31 Aug 2021 - {{hitsCtrl.values.hits}}
Dampening the gains made through March this year, Sri Lanka’s banking sector asset quality soured again during the April-June quarter, as broad-based payment holiday schemes came to an end while the economy went into a hibernation again with the virus-related restrictions and lockdowns implemented from April.
According to the latest data made available by the Central Bank, the overall banking sector asset quality measured by the gross non-performing ratio recorded 5.0 percent of the total loans and advances by June-end, reversing its course set off from a year ago, which brought down the ratio to 4.6 percent in
March 2021.
However, there was a notable divergence between how licensed commercial banks and licensed specialised banks performed in their respective asset qualities, which became more pronounced in the June quarter, despite the prevalence of a modest gap between the two types earlier.
For instance, when the licensed commercial banking sector contained its reported gross non-performing loans ratio at 4.6 percent by June-end, from 4.5 percent three months ago, the licensed specialised banking sector reported a 9.0 percent ratio, rising sharply from 6.6 percent
in March.
The ending of more broad-based loan moratorium schemes from March-end, with the exception of the passenger transport and tourism sector schemes and the fresh hardships befell on the business community have led to the most recent stresses seen in the
banks’ assets.
The interim reports of the licensed commercial banks for the June quarter saw they had taken additional prudence in providing more for the possible loan defaults, considering the recent impact from the pandemic-induced restrictions on their borrowers.

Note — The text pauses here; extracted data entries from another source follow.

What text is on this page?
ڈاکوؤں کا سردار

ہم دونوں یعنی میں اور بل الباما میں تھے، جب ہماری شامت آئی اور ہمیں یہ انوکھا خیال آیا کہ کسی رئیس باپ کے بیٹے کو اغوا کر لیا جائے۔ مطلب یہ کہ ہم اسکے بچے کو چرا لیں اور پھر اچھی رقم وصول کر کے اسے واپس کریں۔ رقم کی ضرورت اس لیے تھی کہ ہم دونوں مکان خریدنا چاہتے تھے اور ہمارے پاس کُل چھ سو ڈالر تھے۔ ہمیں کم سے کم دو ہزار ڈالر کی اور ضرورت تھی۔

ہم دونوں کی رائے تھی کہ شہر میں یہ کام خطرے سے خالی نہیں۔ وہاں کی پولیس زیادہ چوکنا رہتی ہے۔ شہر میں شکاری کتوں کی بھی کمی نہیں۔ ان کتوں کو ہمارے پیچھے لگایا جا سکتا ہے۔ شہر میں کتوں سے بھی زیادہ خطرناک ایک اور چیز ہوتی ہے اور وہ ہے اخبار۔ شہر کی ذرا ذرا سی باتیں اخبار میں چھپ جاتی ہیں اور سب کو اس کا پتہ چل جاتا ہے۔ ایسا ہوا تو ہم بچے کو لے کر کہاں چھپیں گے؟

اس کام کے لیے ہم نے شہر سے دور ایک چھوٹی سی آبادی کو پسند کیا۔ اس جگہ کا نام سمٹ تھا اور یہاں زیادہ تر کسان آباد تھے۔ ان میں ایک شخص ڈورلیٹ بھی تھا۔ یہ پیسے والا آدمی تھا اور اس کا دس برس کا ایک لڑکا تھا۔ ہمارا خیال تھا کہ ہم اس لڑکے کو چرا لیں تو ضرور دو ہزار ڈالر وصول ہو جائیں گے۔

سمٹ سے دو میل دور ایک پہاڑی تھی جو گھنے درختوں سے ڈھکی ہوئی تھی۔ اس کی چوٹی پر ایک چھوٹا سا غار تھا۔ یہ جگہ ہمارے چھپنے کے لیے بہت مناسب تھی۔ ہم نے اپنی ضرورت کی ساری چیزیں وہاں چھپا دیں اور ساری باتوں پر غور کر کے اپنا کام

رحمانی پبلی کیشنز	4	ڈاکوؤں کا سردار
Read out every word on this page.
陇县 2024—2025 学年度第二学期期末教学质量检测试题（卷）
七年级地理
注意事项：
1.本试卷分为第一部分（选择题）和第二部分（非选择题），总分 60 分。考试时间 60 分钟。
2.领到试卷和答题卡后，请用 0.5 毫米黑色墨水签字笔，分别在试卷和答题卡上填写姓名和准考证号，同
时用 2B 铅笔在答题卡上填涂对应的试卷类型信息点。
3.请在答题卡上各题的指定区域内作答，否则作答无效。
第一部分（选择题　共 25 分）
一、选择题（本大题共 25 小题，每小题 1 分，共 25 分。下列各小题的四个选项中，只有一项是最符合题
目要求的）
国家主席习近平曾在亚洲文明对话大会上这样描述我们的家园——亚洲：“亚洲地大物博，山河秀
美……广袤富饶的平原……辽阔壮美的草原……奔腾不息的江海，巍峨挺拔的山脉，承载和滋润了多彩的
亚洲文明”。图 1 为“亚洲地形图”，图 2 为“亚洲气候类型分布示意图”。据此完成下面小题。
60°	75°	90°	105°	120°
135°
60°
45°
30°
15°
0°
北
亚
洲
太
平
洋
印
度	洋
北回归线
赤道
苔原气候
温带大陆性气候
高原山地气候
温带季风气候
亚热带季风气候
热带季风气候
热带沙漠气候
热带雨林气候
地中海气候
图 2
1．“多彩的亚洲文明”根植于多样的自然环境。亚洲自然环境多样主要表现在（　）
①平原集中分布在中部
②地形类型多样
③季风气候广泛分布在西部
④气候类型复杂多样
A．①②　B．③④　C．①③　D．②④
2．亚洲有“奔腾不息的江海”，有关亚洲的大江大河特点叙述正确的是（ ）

As a result, the banks also transferred many of their problematic accounts to the Stage III bracket of impairments, which consists of the non-performing loan accounts.
Besides the slight weakness seen in the asset quality, the licensed commercial banking sector broadly fared well, both in its top and bottom lines, supported by slightly higher margins and growth in loans, which happened notwithstanding the dour economic conditions during
the quarter.
The lower tax rate of 24 percent, instead of 28 percent, which came into effect, also buttressed the banks’ bottom lines and thereby their returns to shareholders.

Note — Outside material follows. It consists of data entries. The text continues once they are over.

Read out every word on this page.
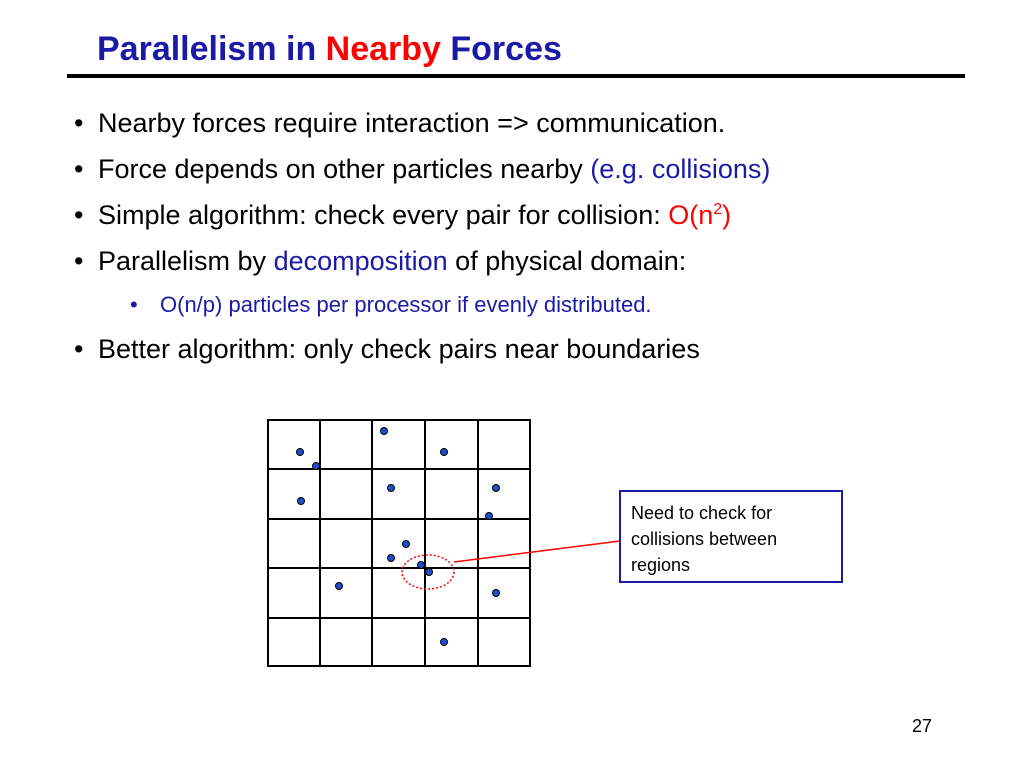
Parallelism in Nearby Forces
• Nearby forces require interaction => communication.
• Force depends on other particles nearby (e.g. collisions)
• Simple algorithm: check every pair for collision: $O(n^2)$
• Parallelism by decomposition of physical domain:
• O(n/p) particles per processor if evenly distributed.
• Better algorithm: only check pairs near boundaries
Need to check for collisions between regions
27
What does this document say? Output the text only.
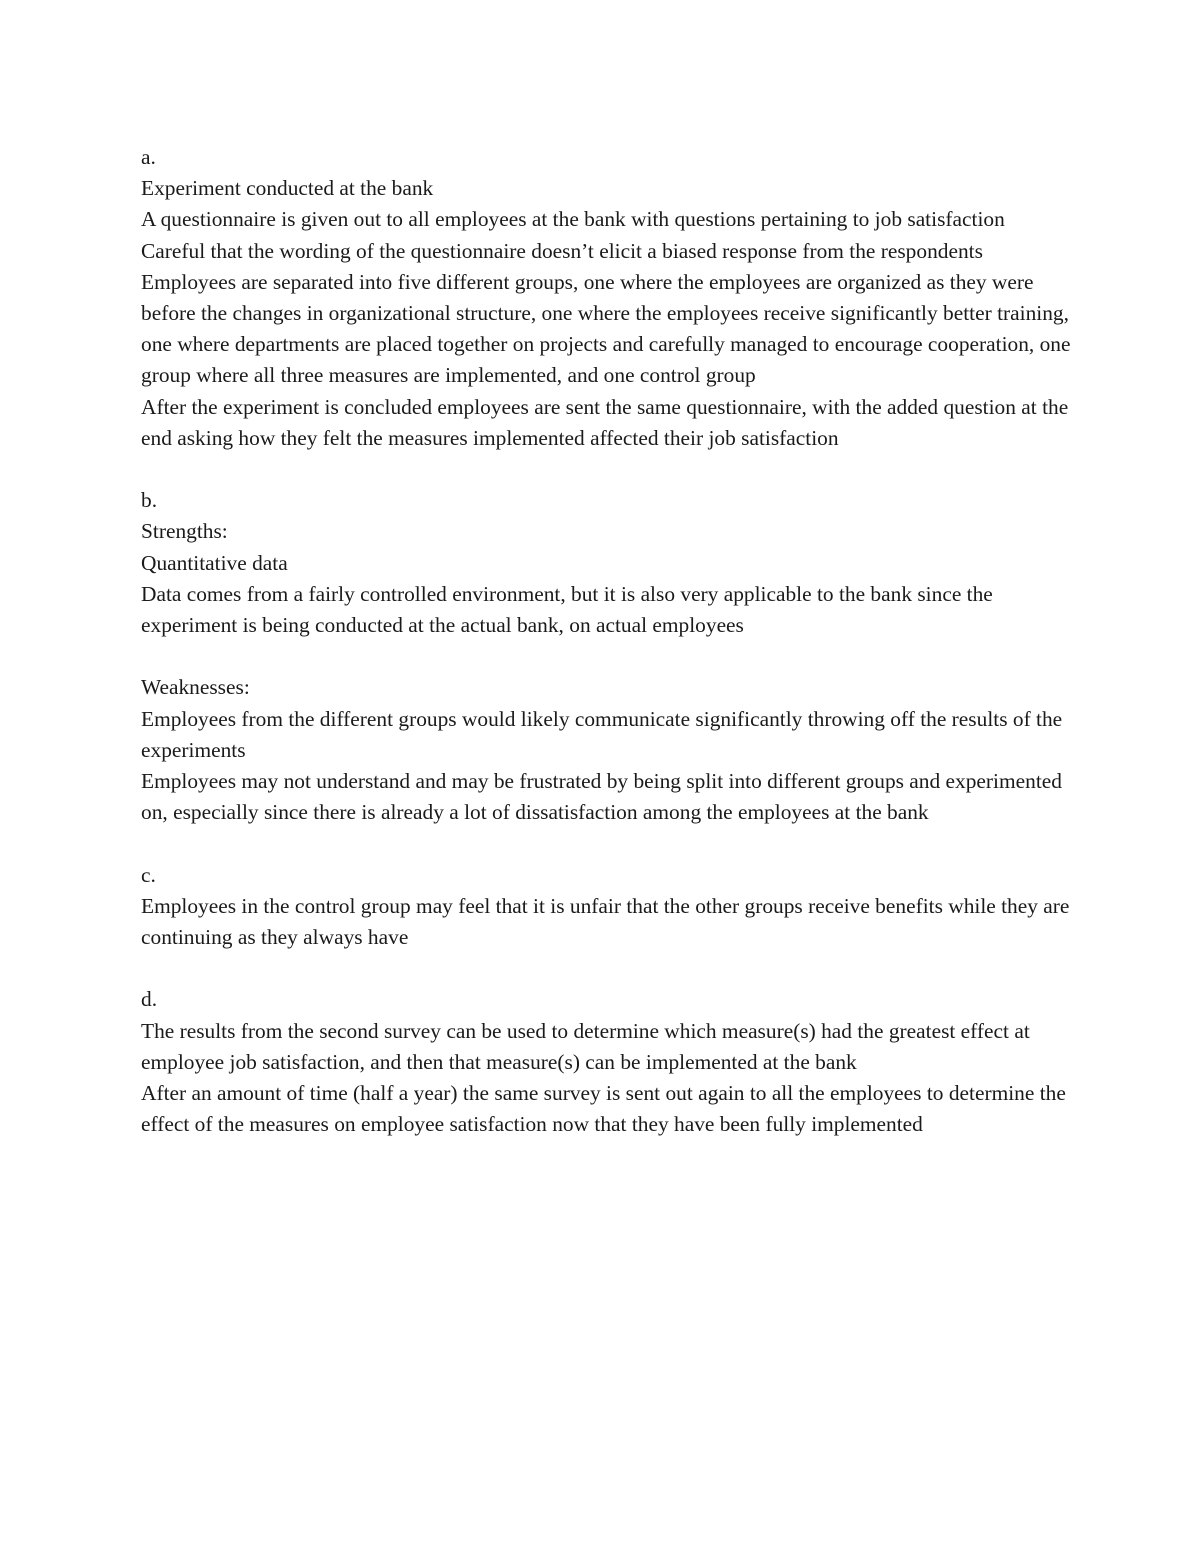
a.

Experiment conducted at the bank

A questionnaire is given out to all employees at the bank with questions pertaining to job satisfaction

Careful that the wording of the questionnaire doesn’t elicit a biased response from the respondents

Employees are separated into five different groups, one where the employees are organized as they were before the changes in organizational structure, one where the employees receive significantly better training, one where departments are placed together on projects and carefully managed to encourage cooperation, one group where all three measures are implemented, and one control group

After the experiment is concluded employees are sent the same questionnaire, with the added question at the end asking how they felt the measures implemented affected their job satisfaction

b.

Strengths:

Quantitative data

Data comes from a fairly controlled environment, but it is also very applicable to the bank since the experiment is being conducted at the actual bank, on actual employees

Weaknesses:

Employees from the different groups would likely communicate significantly throwing off the results of the experiments

Employees may not understand and may be frustrated by being split into different groups and experimented on, especially since there is already a lot of dissatisfaction among the employees at the bank

c.

Employees in the control group may feel that it is unfair that the other groups receive benefits while they are continuing as they always have

d.

The results from the second survey can be used to determine which measure(s) had the greatest effect at employee job satisfaction, and then that measure(s) can be implemented at the bank

After an amount of time (half a year) the same survey is sent out again to all the employees to determine the effect of the measures on employee satisfaction now that they have been fully implemented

However, the increasingly bleak outlook over the broader economy, due to the virus spread and related lockdowns, which could last long, would have a bearing on the banking sector asset quality, as scores of small and medium-scale businesses, which predominantly cater to the domestic market, are increasingly running out of their cash buffers and are nearing bankruptcy.
Should the lockdowns remain beyond next week, the Central Bank would most likely will have to extend the current round of moratorium afforded to the borrowers, which is set to expire on August 31, by another three months or longer.
Reopening of their businesses will also not reinstate their cash flows imminently, as significantly less customers would patronise their businesses, due to fear of catching the virus.